- The Washington Times - Friday, February 7, 2003

Laughter deferred to steely resolve this year at the usually rambunctious Washington Press Club Foundation's Congressional Dinner.
Traditionally a lighthearted affair marked by playful partisan sniping (and occasional over-the-top vulgarity), Wednesday night's event was dinner in the shadow of a looming war with Iraq and tempered with mourning for the seven astronauts of Space Shuttle Columbia.
The evidence was everywhere, from the somber faces during a moment of silence for slain journalists and the Columbia crew to the hushed singalong during "The Star-Spangled Banner" trumpet solo.
Instead of the usual presidential video ribbing members of the press for their many foibles, Washington Press Club Foundation President Adam Clymer of the New York Times read a restrained letter from President Bush, who lauded journalists for "hard work and dedication" reflecting "the true character of America."
Still, the 59th annual dinner at the JW Marriott Hotel did produce a few laughs, mostly from Sen. John McCain and Rep. Harold E. Ford Jr.
Emcees Chris and Kathleen Matthews, no Burns and Allen, bickered playfully about their courtship. Mr. Matthews, the bombastic host of MSNBC's "Hardball," joked that the Rev. Al Sharpton had accused his fellow Democratic presidential nominees of "kidnapping and sexually abusing" him, a pointed reference to Mr. Sharpton's role in promoting the scandalous Tawana Brawley case in New York.
Mr. Ford, a Tennessee Democrat, praised Mr. McCain's presidential bid in 2000, claiming that if the senator had been elected, "the nation wouldn't have had all these problems," a whack at erstwhile Senate Majority Leader Trent Lott's troublemaking toast to Strom Thurmond at the senator's 100th birthday bash.
He lampooned the chatty Mr. Matthews. "This is the first time I've been within 10 feet of Chris Matthews and gotten in a word edgewise," he said.
Mr. McCain, whom Mr. Matthews called "a statesman, war hero and 'Saturday Night Live' superstar," roasted actors Sean Penn and Susan Sarandon, who have spoken out against war with Iraq.
"They call D.C. 'Hollywood for ugly people,'" the Arizona Republican said, leveraging the deft, deadpan delivery that served him well on "Saturday Night Live." By that measure, he concluded, the movie capital could be called "Washington for the simple-minded."
Even in happier times, the annual dinner isn't all about appreciating Congress or indulging in stand-up humor. It raises money for journalism scholarships, primarily for women and minorities.
The night honored the staff of the Boston Globe with the Worth Bingham Prize for coverage of sexual abuses by Catholic priests.

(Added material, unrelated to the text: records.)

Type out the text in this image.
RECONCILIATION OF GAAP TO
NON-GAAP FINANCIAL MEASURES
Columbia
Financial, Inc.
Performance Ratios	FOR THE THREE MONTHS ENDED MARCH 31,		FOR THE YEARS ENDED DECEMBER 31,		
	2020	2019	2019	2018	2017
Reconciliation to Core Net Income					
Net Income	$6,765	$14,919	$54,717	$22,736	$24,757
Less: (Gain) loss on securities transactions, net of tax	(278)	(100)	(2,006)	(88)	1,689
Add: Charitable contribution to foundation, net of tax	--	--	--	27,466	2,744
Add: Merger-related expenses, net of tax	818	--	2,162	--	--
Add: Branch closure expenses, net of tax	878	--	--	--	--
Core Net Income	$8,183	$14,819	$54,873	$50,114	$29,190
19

Guests prominently included Senate Majority Leader Bill Frist, Sens. Kay Bailey Hutchison and Hillary Rodham Clinton, Motion Picture Association of America President Jack Valenti and pollster Kellyanne Fitzpatrick. Dining at The Washington Times' tables were Sen. Lamar Alexander of Tennessee and Reps. Jennifer Dunn of Washington and Katherine Harris of Florida.
Secretary of State Colin L. Powell's speech to the U.N. Security Council, laying out the case against Saddam Hussein, was a staple of conversation during the pre-dinner cocktail reception.
Mrs. Dunn said his presentation had included information she hadn't known about previously. "The biggest problem is that people aren't going to make up their minds on evidence," she said, but noted that she sensed a softening of France's hard-line position against military action.
Sen. George Allen of Virginia said the United Nation's "relevance and respect" are at stake in the Iraq crisis. He predicted that France eventually would side with the United States and that, in turn, would persuade Russia and China to align with the allies. Nevertheless, he said he is wary about what the dictator might do in the weeks ahead. "He's got a few tricks up his sleeve."
Mrs. Harris arrived after a whirlwind day of meetings that had forced her to miss Mr. Powell's historic speech, but she already had heard enough to support Mr. Bush's case for military intervention.
"I believe the first U.N. resolution stands on its own," she said.